New to an environment? Learn data flow.
Veteran to an environment? See if you can draw out the data flow from memory.
Most important thing to know as an Analyst is how data flows in your environment. Ask senior analysts or department leadership for existing documents with diagrams displaying how data/traffic ingresses and egresses to/from and within the network.
If there is no documentation, create it yourself. This helps you learn the environment, provides knowledge share with the SOC team, and shows added value to the customer.
- Log into your SIEM (Splunk, Sentinel, etc.) and list all indices/schemas and data sources to understand what devices and type of data is being logged in the SIEM. This indicates the network and security solutions in place.
- Next, write down what resources are usually accessed in the environment and then brainstorm how a user would access that data. For example, if it’s a Confluence portal with sensitive documentation data, does the user authenticate via an external facing portal first? Or is it only internally accessible?

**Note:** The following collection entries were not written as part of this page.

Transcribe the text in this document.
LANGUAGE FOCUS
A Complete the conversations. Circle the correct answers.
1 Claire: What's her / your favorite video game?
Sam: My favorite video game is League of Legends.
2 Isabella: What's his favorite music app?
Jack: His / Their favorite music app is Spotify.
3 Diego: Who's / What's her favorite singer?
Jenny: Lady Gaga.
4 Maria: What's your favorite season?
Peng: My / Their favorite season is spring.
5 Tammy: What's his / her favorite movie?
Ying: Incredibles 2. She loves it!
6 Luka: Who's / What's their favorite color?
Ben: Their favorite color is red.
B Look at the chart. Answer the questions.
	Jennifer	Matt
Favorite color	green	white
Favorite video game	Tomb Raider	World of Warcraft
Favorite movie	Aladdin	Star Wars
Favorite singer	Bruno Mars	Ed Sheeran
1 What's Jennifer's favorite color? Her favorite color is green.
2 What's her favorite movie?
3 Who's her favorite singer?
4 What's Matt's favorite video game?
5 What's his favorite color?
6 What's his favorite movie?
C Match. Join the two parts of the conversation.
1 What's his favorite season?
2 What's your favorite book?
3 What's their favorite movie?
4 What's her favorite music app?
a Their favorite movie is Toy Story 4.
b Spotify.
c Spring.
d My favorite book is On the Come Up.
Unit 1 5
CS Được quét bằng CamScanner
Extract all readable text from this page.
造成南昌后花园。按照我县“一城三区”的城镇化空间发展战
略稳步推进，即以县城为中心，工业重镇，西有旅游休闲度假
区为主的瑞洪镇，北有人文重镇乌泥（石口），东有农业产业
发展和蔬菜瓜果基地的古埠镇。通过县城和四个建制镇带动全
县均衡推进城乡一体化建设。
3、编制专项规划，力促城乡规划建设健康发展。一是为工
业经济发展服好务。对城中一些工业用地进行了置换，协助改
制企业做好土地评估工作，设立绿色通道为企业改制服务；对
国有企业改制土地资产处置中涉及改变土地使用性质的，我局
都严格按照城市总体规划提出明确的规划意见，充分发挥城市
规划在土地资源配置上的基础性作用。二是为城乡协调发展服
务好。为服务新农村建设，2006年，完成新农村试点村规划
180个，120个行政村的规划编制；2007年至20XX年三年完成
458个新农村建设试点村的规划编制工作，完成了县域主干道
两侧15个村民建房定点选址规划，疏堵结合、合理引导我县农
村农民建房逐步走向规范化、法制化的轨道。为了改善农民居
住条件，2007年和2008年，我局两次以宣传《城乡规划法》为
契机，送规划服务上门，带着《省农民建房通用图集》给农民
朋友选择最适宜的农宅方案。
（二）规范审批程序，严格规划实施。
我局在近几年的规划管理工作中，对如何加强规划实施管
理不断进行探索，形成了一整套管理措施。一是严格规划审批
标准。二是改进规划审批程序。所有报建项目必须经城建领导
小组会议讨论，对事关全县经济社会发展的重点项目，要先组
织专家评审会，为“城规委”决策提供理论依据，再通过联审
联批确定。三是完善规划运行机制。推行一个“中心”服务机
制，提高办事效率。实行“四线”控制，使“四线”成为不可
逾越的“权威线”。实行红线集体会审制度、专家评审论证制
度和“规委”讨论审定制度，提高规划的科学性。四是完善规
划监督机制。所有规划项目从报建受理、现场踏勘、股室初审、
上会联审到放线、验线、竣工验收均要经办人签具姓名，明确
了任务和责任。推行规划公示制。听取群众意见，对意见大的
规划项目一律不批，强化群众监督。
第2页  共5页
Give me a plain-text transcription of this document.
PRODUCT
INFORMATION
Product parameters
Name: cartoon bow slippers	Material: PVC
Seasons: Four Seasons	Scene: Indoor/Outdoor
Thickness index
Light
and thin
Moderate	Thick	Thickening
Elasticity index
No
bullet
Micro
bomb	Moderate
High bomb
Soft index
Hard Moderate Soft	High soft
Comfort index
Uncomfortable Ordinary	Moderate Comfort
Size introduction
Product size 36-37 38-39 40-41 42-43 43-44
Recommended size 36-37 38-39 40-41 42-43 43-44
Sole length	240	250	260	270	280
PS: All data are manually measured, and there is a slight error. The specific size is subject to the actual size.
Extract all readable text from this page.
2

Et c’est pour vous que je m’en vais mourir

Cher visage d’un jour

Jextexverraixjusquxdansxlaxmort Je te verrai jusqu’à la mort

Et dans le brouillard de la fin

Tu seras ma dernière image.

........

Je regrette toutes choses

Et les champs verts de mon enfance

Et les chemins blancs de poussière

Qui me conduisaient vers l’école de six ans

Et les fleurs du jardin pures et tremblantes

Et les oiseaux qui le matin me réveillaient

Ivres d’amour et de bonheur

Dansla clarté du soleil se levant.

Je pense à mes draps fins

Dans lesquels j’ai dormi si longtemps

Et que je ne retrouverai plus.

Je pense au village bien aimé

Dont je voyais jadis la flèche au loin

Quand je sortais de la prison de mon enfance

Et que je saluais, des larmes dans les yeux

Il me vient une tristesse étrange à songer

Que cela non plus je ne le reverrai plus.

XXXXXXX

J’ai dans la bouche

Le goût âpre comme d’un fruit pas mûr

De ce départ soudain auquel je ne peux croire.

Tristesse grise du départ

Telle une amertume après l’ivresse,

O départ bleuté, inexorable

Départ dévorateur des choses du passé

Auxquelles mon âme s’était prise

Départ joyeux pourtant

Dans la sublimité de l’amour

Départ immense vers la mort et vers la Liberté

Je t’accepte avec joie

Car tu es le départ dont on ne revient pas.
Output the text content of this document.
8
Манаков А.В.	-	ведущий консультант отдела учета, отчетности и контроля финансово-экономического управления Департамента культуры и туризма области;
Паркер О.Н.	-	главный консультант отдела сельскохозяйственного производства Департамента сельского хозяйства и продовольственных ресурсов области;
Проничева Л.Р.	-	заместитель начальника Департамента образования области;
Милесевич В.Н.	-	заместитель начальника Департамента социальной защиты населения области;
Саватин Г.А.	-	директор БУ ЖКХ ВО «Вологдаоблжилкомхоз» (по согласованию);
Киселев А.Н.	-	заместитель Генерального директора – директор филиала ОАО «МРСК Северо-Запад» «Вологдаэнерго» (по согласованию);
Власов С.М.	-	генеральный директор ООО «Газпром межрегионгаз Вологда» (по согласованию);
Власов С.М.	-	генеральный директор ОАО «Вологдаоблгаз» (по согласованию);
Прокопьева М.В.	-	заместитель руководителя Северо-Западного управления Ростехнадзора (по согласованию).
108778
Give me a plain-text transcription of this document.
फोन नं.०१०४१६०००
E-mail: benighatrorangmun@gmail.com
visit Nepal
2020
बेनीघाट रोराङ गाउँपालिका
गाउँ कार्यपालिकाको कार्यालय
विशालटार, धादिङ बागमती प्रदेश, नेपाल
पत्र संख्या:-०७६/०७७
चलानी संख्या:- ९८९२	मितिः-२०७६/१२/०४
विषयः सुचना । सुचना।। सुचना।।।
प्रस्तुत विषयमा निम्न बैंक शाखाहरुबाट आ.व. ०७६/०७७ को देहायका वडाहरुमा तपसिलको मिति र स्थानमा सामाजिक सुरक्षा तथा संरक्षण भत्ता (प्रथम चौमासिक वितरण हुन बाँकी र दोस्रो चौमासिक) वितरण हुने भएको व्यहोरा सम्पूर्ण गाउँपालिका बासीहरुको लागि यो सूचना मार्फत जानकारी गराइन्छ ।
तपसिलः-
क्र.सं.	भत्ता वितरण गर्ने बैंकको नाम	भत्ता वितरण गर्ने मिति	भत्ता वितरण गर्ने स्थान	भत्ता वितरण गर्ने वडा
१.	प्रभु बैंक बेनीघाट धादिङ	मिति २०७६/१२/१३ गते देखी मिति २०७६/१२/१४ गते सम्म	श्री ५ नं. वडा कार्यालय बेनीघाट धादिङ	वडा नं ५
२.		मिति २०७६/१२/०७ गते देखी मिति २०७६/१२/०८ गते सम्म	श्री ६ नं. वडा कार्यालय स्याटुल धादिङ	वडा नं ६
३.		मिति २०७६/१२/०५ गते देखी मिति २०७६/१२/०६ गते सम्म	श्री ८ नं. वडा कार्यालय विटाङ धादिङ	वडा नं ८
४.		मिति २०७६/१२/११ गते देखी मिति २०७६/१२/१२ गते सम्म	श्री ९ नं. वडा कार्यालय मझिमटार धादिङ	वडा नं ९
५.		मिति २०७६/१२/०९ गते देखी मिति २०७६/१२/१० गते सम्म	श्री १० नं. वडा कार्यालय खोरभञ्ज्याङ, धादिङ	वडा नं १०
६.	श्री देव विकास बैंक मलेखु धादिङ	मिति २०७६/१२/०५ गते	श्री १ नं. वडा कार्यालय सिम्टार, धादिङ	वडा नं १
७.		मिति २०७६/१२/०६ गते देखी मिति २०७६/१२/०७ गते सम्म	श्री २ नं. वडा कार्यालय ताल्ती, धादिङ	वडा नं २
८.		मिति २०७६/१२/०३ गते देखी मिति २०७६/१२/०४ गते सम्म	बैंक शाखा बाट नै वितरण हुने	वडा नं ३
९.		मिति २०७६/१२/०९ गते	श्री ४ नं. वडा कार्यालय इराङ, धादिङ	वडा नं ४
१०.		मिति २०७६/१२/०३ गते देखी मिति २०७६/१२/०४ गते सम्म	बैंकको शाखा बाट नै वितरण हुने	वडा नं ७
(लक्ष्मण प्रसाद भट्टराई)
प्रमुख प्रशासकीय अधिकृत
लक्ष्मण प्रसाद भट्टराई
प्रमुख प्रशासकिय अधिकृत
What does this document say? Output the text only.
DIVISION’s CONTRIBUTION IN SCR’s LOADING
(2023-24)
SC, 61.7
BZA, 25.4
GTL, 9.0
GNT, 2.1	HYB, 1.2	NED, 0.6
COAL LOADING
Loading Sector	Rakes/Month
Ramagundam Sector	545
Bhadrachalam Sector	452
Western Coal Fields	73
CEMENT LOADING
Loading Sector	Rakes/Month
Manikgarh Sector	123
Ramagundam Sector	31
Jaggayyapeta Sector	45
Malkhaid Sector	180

- Look at the device flow that is required for a user to authenticate, then access the data, and then to egress the data.
- Chart these scenarios into a Visio or PowerPoint slide to show the firewalls, proxies, AD servers, web servers, and databases used in the scenario.
Data flow analysis allows the Analyst to see the forest from the trees and how navigation through the forest is possible. Crucial for effective incident response analysis.